Francis Crick and James Watson

Watson (right) said Crick had “extraordinary conversational ability”

In 1990, the journal Science wrote that “to many in the scientific community, Watson has long been something of a wild man, and his colleagues tend to hold their collective breath whenever he veers from the script”.

At a conference in 2000, Watson proved it right.

He floated the idea that black people might have larger libidos than whites. His lecture argued that melanin, which gives skin its colour, boosted the sex drive.

“That’s why you have Latin lovers,” he told the delegates. “You never have an English lover, only an English patient.”

He suggested that humanity might screen out the stupid people by genetic testing. Then he gave an interview that put the biggest dent in his reputation.

While promoting his autobiography, Watson spoke to the Sunday Times.

The piece quoted him as “gloomy about the prospect of Africa” because “our social policies are based on the fact that their intelligence is the same as ours – whereas all the testing says not really”.

Watson went on to admit this “hot potato” was difficult to address and his hope was that everyone was equal.

However, he said, “People who have to deal with black employees find this not true”.

He later apologised but his research institute stripped him of executive power and kicked him upstairs as chancellor emeritus.

Science Photo Library James WatsonScience Photo Library

Watson wrote many books and articles in the course of a long career, some of which caused controversy and great offence

James Watson spent the rest of his life continuing to raise money for medical research, often shamelessly reaching for the heart strings.

“Nothing attracts money like a quest for the cure to a terrible disease,” he said.

He never stopped causing waves, warning that “Viagra is fighting evolution”.

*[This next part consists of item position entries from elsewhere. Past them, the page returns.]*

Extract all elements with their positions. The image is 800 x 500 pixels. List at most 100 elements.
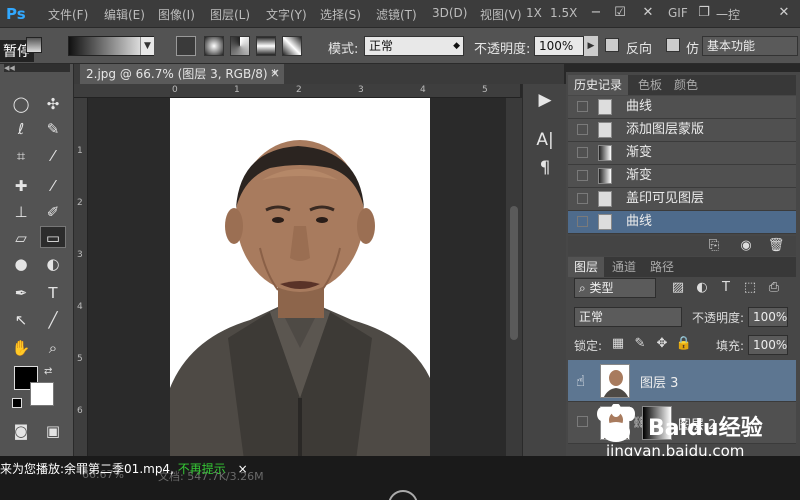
- tab-history[interactable]: 历史记录: [568, 75, 629, 95]
- dodge-tool-icon[interactable]: ◐: [40, 253, 66, 275]
- hand-tool-icon[interactable]: ✋: [8, 337, 34, 359]
- reverse-checkbox[interactable]: [605, 38, 619, 52]
- lock-all-icon[interactable]: 🔒: [674, 336, 694, 351]
- tool-preset-icon[interactable]: [26, 37, 42, 53]
- dont-show-again-link[interactable]: 不再提示: [178, 462, 226, 476]
- lock-position-icon[interactable]: ✥: [652, 336, 672, 351]
- quick-mask-icon[interactable]: ◙: [8, 420, 34, 442]
- linear-gradient-icon[interactable]: [176, 36, 196, 56]
- filter-shape-icon[interactable]: ⬚: [740, 280, 760, 295]
- filter-type-icon[interactable]: T: [716, 280, 736, 295]
- layer-filter-select[interactable]: ⌕ 类型: [574, 278, 656, 298]
- menu-image[interactable]: 图像(I): [158, 6, 195, 23]
- close-icon[interactable]: ✕: [638, 4, 658, 22]
- swap-colors-icon[interactable]: ⇄: [44, 366, 52, 377]
- menu-edit[interactable]: 编辑(E): [104, 6, 145, 23]
- speed-1-5x[interactable]: 1.5X: [550, 6, 577, 20]
- restore-icon[interactable]: ❐: [694, 4, 714, 22]
- history-checkbox[interactable]: [577, 124, 588, 135]
- blend-mode-select[interactable]: 正常: [574, 307, 682, 327]
- layer-name[interactable]: 图层 3: [640, 372, 678, 391]
- history-item[interactable]: 添加图层蒙版: [568, 119, 796, 142]
- history-checkbox[interactable]: [577, 101, 588, 112]
- scrollbar-thumb[interactable]: [510, 206, 518, 340]
- screen-mode-icon[interactable]: ▣: [40, 420, 66, 442]
- checkbox-icon[interactable]: ☑: [610, 4, 630, 22]
- new-document-from-state-icon[interactable]: ⎘: [704, 238, 724, 253]
- history-item[interactable]: 渐变: [568, 142, 796, 165]
- healing-brush-tool-icon[interactable]: ✚: [8, 175, 34, 197]
- crop-tool-icon[interactable]: ⌗: [8, 145, 34, 167]
- pen-tool-icon[interactable]: ✒: [8, 282, 34, 304]
- zoom-tool-icon[interactable]: ⌕: [40, 337, 66, 359]
- history-checkbox[interactable]: [577, 216, 588, 227]
- history-checkbox[interactable]: [577, 193, 588, 204]
- character-panel-icon[interactable]: A|: [530, 130, 560, 150]
- gif-button[interactable]: GIF: [668, 6, 688, 20]
- opacity-dropdown-icon[interactable]: ▶: [584, 36, 598, 56]
- play-icon[interactable]: ▶: [530, 90, 560, 110]
- clone-stamp-tool-icon[interactable]: ⊥: [8, 201, 34, 223]
- tab-layers[interactable]: 图层: [568, 257, 605, 277]
- window-close-icon[interactable]: ✕: [774, 4, 794, 22]
- eraser-tool-icon[interactable]: ▱: [8, 227, 34, 249]
- minimize-icon[interactable]: −: [586, 4, 606, 22]
- filter-smart-icon[interactable]: ⎙: [764, 280, 784, 295]
- eye-visibility-icon[interactable]: ☝: [576, 372, 585, 390]
- line-tool-icon[interactable]: ╱: [40, 309, 66, 331]
- lasso-tool-icon[interactable]: ℓ: [8, 118, 34, 140]
- marquee-tool-icon[interactable]: ◯: [8, 93, 34, 115]
- opacity-input[interactable]: 100%: [534, 36, 584, 56]
- history-item[interactable]: 曲线: [568, 96, 796, 119]
- history-checkbox[interactable]: [577, 170, 588, 181]
- gradient-tool-icon[interactable]: ▭: [40, 226, 66, 248]
- angle-gradient-icon[interactable]: [230, 36, 250, 56]
- trash-icon[interactable]: 🗑: [766, 238, 786, 253]
- tab-color[interactable]: 颜色: [668, 75, 704, 95]
- player-close-icon[interactable]: ×: [238, 462, 248, 476]
- move-tool-icon[interactable]: ✣: [40, 93, 66, 115]
- quick-select-tool-icon[interactable]: ✎: [40, 118, 66, 140]
- document-photo[interactable]: [170, 98, 430, 460]
- control-button[interactable]: 一控: [716, 6, 740, 23]
- menu-filter[interactable]: 滤镜(T): [376, 6, 417, 23]
- history-checkbox[interactable]: [577, 147, 588, 158]
- layer-opacity-input[interactable]: 100%: [748, 307, 788, 327]
- eyedropper-tool-icon[interactable]: ⁄: [40, 145, 66, 167]
- blur-tool-icon[interactable]: ●: [8, 253, 34, 275]
- tab-paths[interactable]: 路径: [644, 257, 680, 277]
- layer-row-selected[interactable]: ☝ 图层 3: [568, 360, 796, 402]
- lock-paint-icon[interactable]: ✎: [630, 336, 650, 351]
- type-tool-icon[interactable]: T: [40, 282, 66, 304]
- camera-icon[interactable]: ◉: [736, 238, 756, 253]
- history-item[interactable]: 盖印可见图层: [568, 188, 796, 211]
- brush-tool-icon[interactable]: ⁄: [40, 175, 66, 197]
- filter-pixel-icon[interactable]: ▨: [668, 280, 688, 295]
- menu-type[interactable]: 文字(Y): [266, 6, 307, 23]
- reflected-gradient-icon[interactable]: [256, 36, 276, 56]
- menu-3d[interactable]: 3D(D): [432, 6, 467, 20]
- fill-input[interactable]: 100%: [748, 335, 788, 355]
- history-item-selected[interactable]: 曲线: [568, 211, 796, 234]
- filter-adjust-icon[interactable]: ◐: [692, 280, 712, 295]
- history-item[interactable]: 渐变: [568, 165, 796, 188]
- mode-select[interactable]: 正常 ◆: [364, 36, 464, 56]
- path-select-tool-icon[interactable]: ↖: [8, 309, 34, 331]
- radial-gradient-icon[interactable]: [204, 36, 224, 56]
- dither-checkbox[interactable]: [666, 38, 680, 52]
- document-close-icon[interactable]: ×: [270, 66, 280, 80]
- speed-1x[interactable]: 1X: [526, 6, 542, 20]
- document-tab[interactable]: 2.jpg @ 66.7% (图层 3, RGB/8) *: [80, 64, 284, 84]
- menu-layer[interactable]: 图层(L): [210, 6, 250, 23]
- diamond-gradient-icon[interactable]: [282, 36, 302, 56]
- toolbar-collapse-icon[interactable]: ◀◀: [4, 64, 70, 72]
- tab-swatches[interactable]: 色板: [632, 75, 668, 95]
- paragraph-panel-icon[interactable]: ¶: [530, 158, 560, 178]
- chevron-down-icon[interactable]: ▼: [140, 37, 154, 55]
- default-colors-icon[interactable]: [12, 398, 22, 408]
- workspace-select[interactable]: 基本功能: [702, 36, 798, 56]
- background-color-swatch[interactable]: [30, 382, 54, 406]
- tab-channels[interactable]: 通道: [606, 257, 642, 277]
- menu-select[interactable]: 选择(S): [320, 6, 361, 23]
- menu-view[interactable]: 视图(V): [480, 6, 522, 23]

Men, he also argued, should store sperm in their teens to avoid an increased possibility of fathering children with developmental difficulties.

He repeated his views on the link between race and intelligence in a 2019 documentary, after which the scientific community revoked his remaining honorary positions.

He will be remembered as the “Godfather of DNA”, the man who unravelled the secrets of life, and a world-class controversialist who often put his foot in his mouth.